A concepção do projeto remonta a 1992, durante o governo de Hosni Mubarak (1928–2020), mas sua execução teve início apenas em 2005. O Ministério do Turismo e das Antiguidades encomendou o projeto, que passou a ser realizado pela construtora belga Besix, em parceria com a egípcia Orascom Construction, contando ainda com apoio técnico e financeiro do Japão. Uma inauguração parcial ocorreu em outubro de 2024, com a maioria das galerias abertas à visitação. A cerimônia oficial, inicialmente prevista para julho de 2025, foi adiada para novembro. Diversos fatores retardaram a inauguração definitiva, como a Primavera Árabe (2011), a pandemia de COVID-19, golpes militares e conflitos armados, como as guerras entre Ucrânia e Rússia e entre Israel e Irã.
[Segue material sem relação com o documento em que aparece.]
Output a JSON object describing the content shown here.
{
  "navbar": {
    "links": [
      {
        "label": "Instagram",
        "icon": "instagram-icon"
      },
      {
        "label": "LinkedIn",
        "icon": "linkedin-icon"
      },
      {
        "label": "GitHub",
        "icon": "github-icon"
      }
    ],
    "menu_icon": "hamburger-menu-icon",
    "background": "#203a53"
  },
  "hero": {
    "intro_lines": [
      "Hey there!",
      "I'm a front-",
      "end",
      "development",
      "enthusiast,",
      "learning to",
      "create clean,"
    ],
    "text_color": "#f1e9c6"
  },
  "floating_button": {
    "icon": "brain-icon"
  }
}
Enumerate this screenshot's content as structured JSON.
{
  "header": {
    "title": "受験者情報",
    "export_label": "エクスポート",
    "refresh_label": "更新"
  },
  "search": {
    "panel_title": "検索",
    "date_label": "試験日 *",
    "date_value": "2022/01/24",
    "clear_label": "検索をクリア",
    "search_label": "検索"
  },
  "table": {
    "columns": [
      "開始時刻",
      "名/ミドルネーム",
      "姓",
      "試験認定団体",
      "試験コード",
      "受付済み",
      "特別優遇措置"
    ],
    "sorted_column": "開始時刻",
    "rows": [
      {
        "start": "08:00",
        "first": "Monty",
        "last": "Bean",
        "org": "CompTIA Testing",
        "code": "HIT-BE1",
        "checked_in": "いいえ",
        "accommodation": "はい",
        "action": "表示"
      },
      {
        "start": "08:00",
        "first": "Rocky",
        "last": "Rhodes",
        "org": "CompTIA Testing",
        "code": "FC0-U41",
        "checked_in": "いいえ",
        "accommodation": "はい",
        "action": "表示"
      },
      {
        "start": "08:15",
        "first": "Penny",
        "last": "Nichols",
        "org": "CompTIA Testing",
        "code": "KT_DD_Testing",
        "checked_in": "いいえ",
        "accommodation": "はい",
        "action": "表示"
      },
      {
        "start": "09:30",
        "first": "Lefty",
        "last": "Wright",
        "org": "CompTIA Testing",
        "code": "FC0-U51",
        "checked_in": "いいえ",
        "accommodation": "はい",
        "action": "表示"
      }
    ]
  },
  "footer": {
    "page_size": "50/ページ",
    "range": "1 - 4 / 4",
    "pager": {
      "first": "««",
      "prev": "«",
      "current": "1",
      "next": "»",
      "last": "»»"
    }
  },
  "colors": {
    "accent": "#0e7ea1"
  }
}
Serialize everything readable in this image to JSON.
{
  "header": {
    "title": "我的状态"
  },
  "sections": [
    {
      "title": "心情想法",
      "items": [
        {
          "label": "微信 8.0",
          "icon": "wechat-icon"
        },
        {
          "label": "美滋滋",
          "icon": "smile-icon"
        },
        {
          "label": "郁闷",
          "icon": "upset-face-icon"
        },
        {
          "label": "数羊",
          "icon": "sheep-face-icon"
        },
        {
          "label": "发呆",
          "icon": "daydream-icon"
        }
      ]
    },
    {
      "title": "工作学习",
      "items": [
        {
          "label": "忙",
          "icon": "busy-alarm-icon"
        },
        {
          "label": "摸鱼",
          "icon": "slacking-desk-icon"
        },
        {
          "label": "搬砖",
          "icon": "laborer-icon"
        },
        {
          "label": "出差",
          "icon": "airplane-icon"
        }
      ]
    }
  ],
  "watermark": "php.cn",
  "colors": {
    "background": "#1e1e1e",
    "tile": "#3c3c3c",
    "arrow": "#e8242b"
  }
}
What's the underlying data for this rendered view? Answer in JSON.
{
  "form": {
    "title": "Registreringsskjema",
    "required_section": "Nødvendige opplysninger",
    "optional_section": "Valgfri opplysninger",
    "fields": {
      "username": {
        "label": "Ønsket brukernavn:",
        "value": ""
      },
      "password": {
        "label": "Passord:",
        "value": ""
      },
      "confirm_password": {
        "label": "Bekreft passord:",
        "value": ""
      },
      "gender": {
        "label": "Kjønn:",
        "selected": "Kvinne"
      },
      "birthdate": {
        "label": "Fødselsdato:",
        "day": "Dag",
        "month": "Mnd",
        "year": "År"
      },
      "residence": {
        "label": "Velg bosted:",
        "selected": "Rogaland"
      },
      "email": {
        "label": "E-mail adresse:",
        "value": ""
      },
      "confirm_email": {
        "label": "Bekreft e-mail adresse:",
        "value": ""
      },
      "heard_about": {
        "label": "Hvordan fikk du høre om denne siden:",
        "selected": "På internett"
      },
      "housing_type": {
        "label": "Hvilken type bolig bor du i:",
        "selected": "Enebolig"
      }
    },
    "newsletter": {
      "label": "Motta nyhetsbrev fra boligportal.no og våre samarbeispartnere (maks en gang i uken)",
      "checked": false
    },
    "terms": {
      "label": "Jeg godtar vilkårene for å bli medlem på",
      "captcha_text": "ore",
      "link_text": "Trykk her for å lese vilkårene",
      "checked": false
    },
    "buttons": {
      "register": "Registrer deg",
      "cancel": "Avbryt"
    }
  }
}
Em 2002, o Egito abriu um processo seletivo internacional de design, no qual foi escolhida a proposta de Róisín Heneghan e Shih-Fu Peng, do escritório de arquitetura irlandês Heneghan Peng Architects. A empresa, contudo, não participou das etapas de execução, que foram modificadas para atender às expectativas das equipes técnicas, às demandas do governo e às necessidades funcionais do próprio museu e de seu acervo, embora alguns elementos do projeto original tenham sido preservados. Atualmente, o museu é administrado pela empresa de construção egípcia Hassan Allam Holding.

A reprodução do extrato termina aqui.